To me it feels very silly that they kept the 8 port switches and not added an extra WAN 10gbit fiber port. OTOH this thing is only rated for 5gbit performance with all security features on, so maybe that's okay. It does annoy me that I have to choose between direct fiber input (I do that now in the office on our UDM Pro) or two LAN 10 gbit lines. I assume these choices were done to keep development cost down, but that just makes this thing look a bit like a frankenswitch (TM).
Great video. I agree with what you said about the lack of POE ports. By the way, who crimped that blue patch cable 🙂
What about the amount of VPN sites at the same time?? I got 25 sites that I need to connect each other.
One feature I would love to see with Ubiquiti's switch lineup is the ability to stack switches to make one logical switch. I would highly consider Ubiquiti in a medium sized network if they had that!
I would only be interested in this if the drives raid 1 could be used for Unifi talk.
How does shadow mode work with wan failover?
can you show how to do fully meshed LAN infrastructure? Does Unifi support this yet?
For the wan fail over, does it share the single public IP or do both units require different public IPs? Sonicwall can share, but other cloud solutions require separate IPs to keep each device cloud connected. Great video, and blast you, I just looked and fios now offers 5Gb internet... The upgrade battle never ends.. :)
Just a really quick question will multi-wan work with the shadow mode.
Yes absolutely!
Perfect, then that feature can't come soon enough.@@CrosstalkSolutions
Shadow mode protects against a UDM failing but, at least in the example you showed, you still have single points of failure in the downstream switches.
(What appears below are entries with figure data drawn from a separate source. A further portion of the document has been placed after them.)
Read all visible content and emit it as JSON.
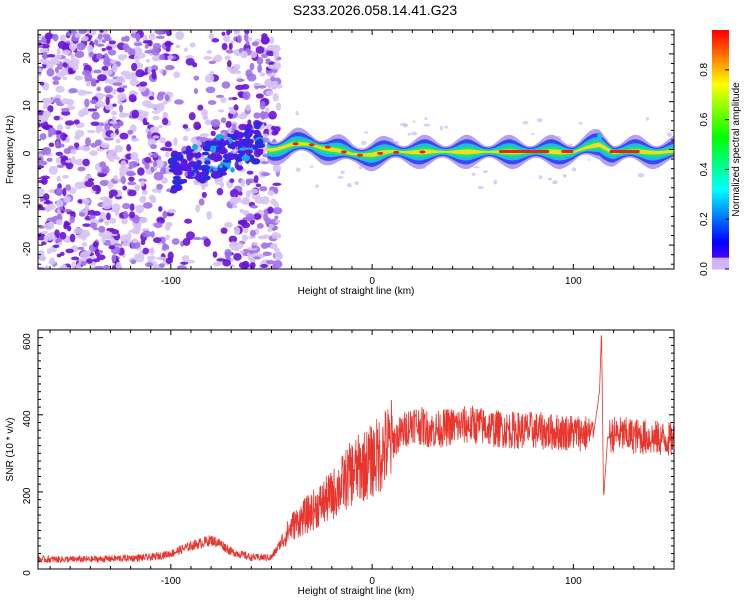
{
  "title": "S233.2026.058.14.41.G23",
  "chart_data": [
    {
      "type": "heatmap",
      "name": "spectrogram",
      "xlabel": "Height of straight line (km)",
      "ylabel": "Frequency (Hz)",
      "xlim": [
        -166,
        150
      ],
      "ylim": [
        -25,
        25
      ],
      "xticks": [
        -100,
        0,
        100
      ],
      "yticks": [
        -20,
        -10,
        0,
        10,
        20
      ],
      "colorbar": {
        "label": "Normalized spectral amplitude",
        "range": [
          0,
          1
        ],
        "ticks": [
          "0.0",
          "0.2",
          "0.4",
          "0.6",
          "0.8"
        ]
      },
      "signal_track": [
        {
          "x": -95,
          "y": -4
        },
        {
          "x": -80,
          "y": -2
        },
        {
          "x": -60,
          "y": 0
        },
        {
          "x": -50,
          "y": 0
        },
        {
          "x": -40,
          "y": 1
        },
        {
          "x": -30,
          "y": 1
        },
        {
          "x": -20,
          "y": 0
        },
        {
          "x": -10,
          "y": -1
        },
        {
          "x": 0,
          "y": -1
        },
        {
          "x": 10,
          "y": -0.5
        },
        {
          "x": 30,
          "y": -0.5
        },
        {
          "x": 60,
          "y": -0.5
        },
        {
          "x": 100,
          "y": -0.5
        },
        {
          "x": 113,
          "y": 1
        },
        {
          "x": 120,
          "y": -0.5
        },
        {
          "x": 150,
          "y": -0.5
        }
      ]
    },
    {
      "type": "line",
      "name": "snr",
      "xlabel": "Height of straight line (km)",
      "ylabel": "SNR (10 * v/v)",
      "xlim": [
        -166,
        150
      ],
      "ylim": [
        0,
        620
      ],
      "xticks": [
        -100,
        0,
        100
      ],
      "yticks": [
        0,
        200,
        400,
        600
      ],
      "color": "#e8352e",
      "series": [
        {
          "name": "SNR",
          "x": [
            -166,
            -140,
            -110,
            -100,
            -90,
            -80,
            -75,
            -70,
            -60,
            -50,
            -45,
            -40,
            -30,
            -20,
            -10,
            0,
            10,
            20,
            30,
            40,
            50,
            60,
            70,
            80,
            90,
            100,
            110,
            113,
            114,
            115,
            117,
            120,
            130,
            140,
            150
          ],
          "values": [
            25,
            25,
            30,
            40,
            60,
            75,
            65,
            45,
            30,
            30,
            70,
            110,
            150,
            190,
            250,
            280,
            330,
            380,
            360,
            370,
            375,
            365,
            360,
            360,
            355,
            355,
            350,
            460,
            620,
            180,
            340,
            350,
            345,
            340,
            335
          ]
        }
      ]
    }
  ]
}
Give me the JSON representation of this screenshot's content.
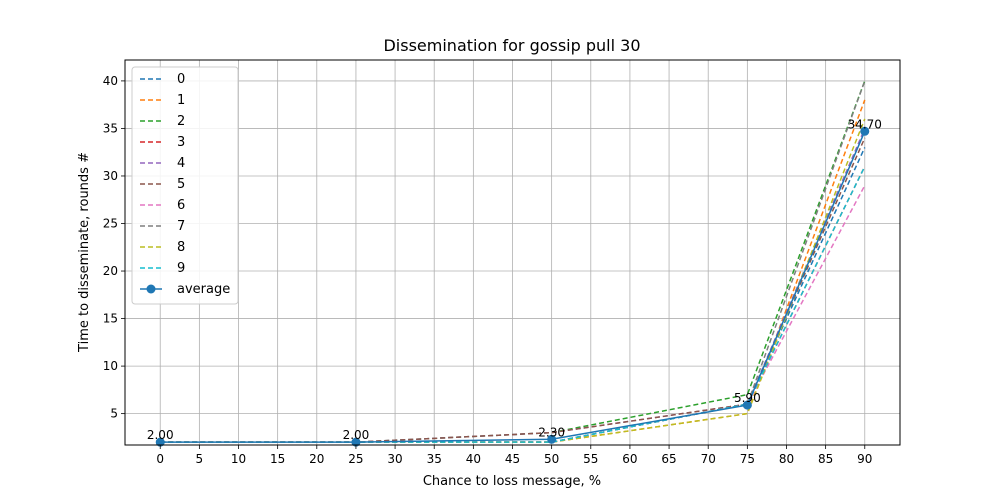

Is a UDM failure more likely than a switch failure?
It's just for demonstration.
At the enterprise level, which this equipment is designed for, anything core you would have redundant everything, not just the gateway, and that really shouldn't have to be pointed out at every level.
@@jbunselmeyerProblem is that the UDM-Pro-Max has only a single 2,5 GBit/s WAN Port and two SFP+ Ports. This limits you quite a bit. You could use the 2,5 Gbit/s Port as WAN and then use the two SFP+ Ports to link to your redundant core switches. This hoewer means you're stuck with 2,5 Gbit/s WAN. If you want to use one of the SFP+ Ports as WAN to get more bandwith you only have a single SFP+ Port left to link to your core switch (which isn't enough for a redundant setup).
And all this means you'r only getting a single WAN Port and won't be doing redundant internet links from two diffrent providers (or two links to the same provider ...).
So the UDM-Pro-MAX appears to only be a little redundancy but not really an enterprise solution with high uptime requirements.
Nice GW, but why don't they do 25 GbE to the LAN-Side.